Jude Capper had some interesting graphs in her presentation of the CAST report that directly address the first two issues.  The graphs focus on the input-output relationship between human-edible protein and calories.

beefdairyedibleratios.JPG

The above graph shows that dairy and suckler beef (that's their name for grass fed beef I believe) generate more protein than they consume from human-edible sources.  

The next graph shows the results for calories (or energy as it is titled).  They report that dairy produces about twice as many calories as it takes in from human-edible sources

beefdairyedibleratioscal.JPG

Still, even these statistics suggest that it is "wasteful" to consume certain types of meat and animal products because they yield less energy or protein than they consume.

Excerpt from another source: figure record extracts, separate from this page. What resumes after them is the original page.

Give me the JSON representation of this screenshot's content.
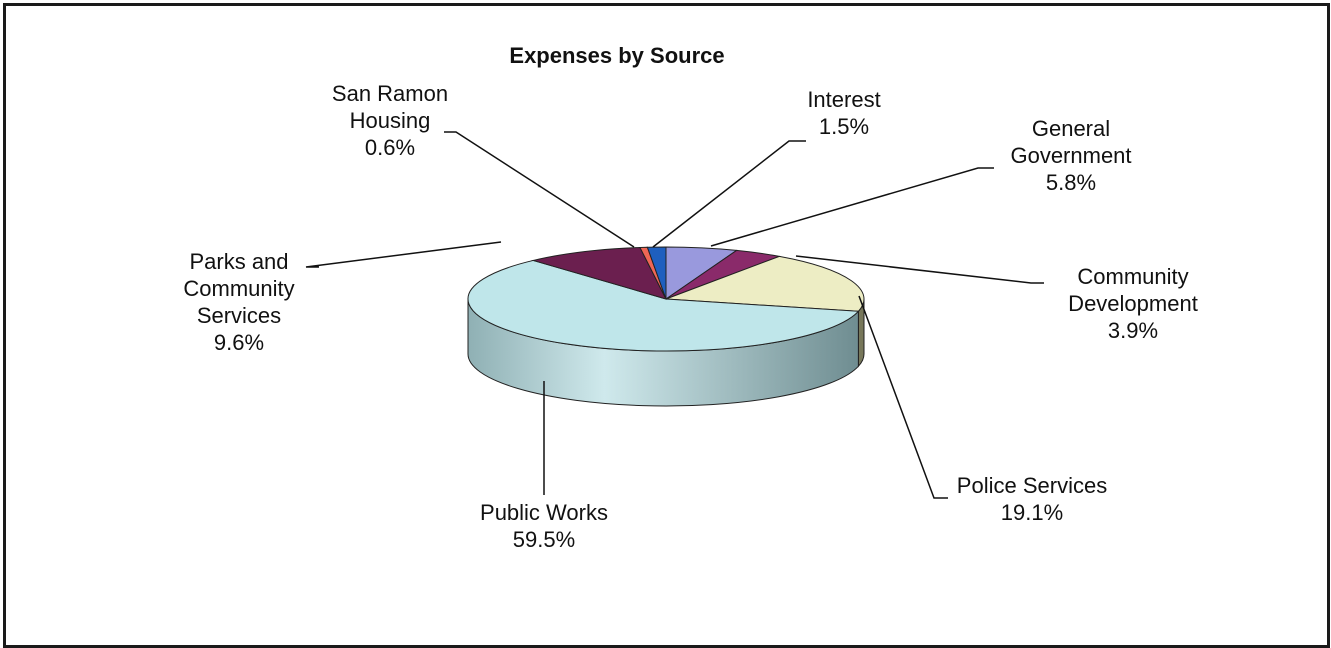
{
  "chart_data": {
    "type": "pie",
    "title": "Expenses by Source",
    "slices": [
      {
        "label_lines": [
          "General",
          "Government"
        ],
        "value": 5.8,
        "value_label": "5.8%",
        "color": "#9999dd"
      },
      {
        "label_lines": [
          "Community",
          "Development"
        ],
        "value": 3.9,
        "value_label": "3.9%",
        "color": "#8a2a6a"
      },
      {
        "label_lines": [
          "Police Services"
        ],
        "value": 19.1,
        "value_label": "19.1%",
        "color": "#ededc4"
      },
      {
        "label_lines": [
          "Public Works"
        ],
        "value": 59.5,
        "value_label": "59.5%",
        "color": "#bfe6ea"
      },
      {
        "label_lines": [
          "Parks and",
          "Community",
          "Services"
        ],
        "value": 9.6,
        "value_label": "9.6%",
        "color": "#6b1f4f"
      },
      {
        "label_lines": [
          "San Ramon",
          "Housing"
        ],
        "value": 0.6,
        "value_label": "0.6%",
        "color": "#ee6655"
      },
      {
        "label_lines": [
          "Interest"
        ],
        "value": 1.5,
        "value_label": "1.5%",
        "color": "#1e5fbf"
      }
    ]
  }
}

That brings me around to the third reasons why some these comparisons are a bit misleading: they focus only on costs and ignore benefits. Here is what I had to say about that a few months ago:

One fact that is often forgotten in meat debates is that it isn't sufficient to look at the amount of energy (or crops) expended to get beef.  We also have to look at what we get.  Most people really like the taste of meat.   
Almost no one looks at their iPad and asks, "how much more energy went into producing this than my old Apple II." The iPad is so much better than the Apple II.  We'd be willing to accept more energy use to have a better computer.  Likewise a nice T-bone is so much better than a head of broccoli.  I'm willing to accept more energy use to have a T-bone than a head of broccoli.    
Now, if my T-bone consumption is imposing costs on others, let's talk about that.  But, here the focus would be on the issues causing the externality (e.g., CO2) not on meat per se.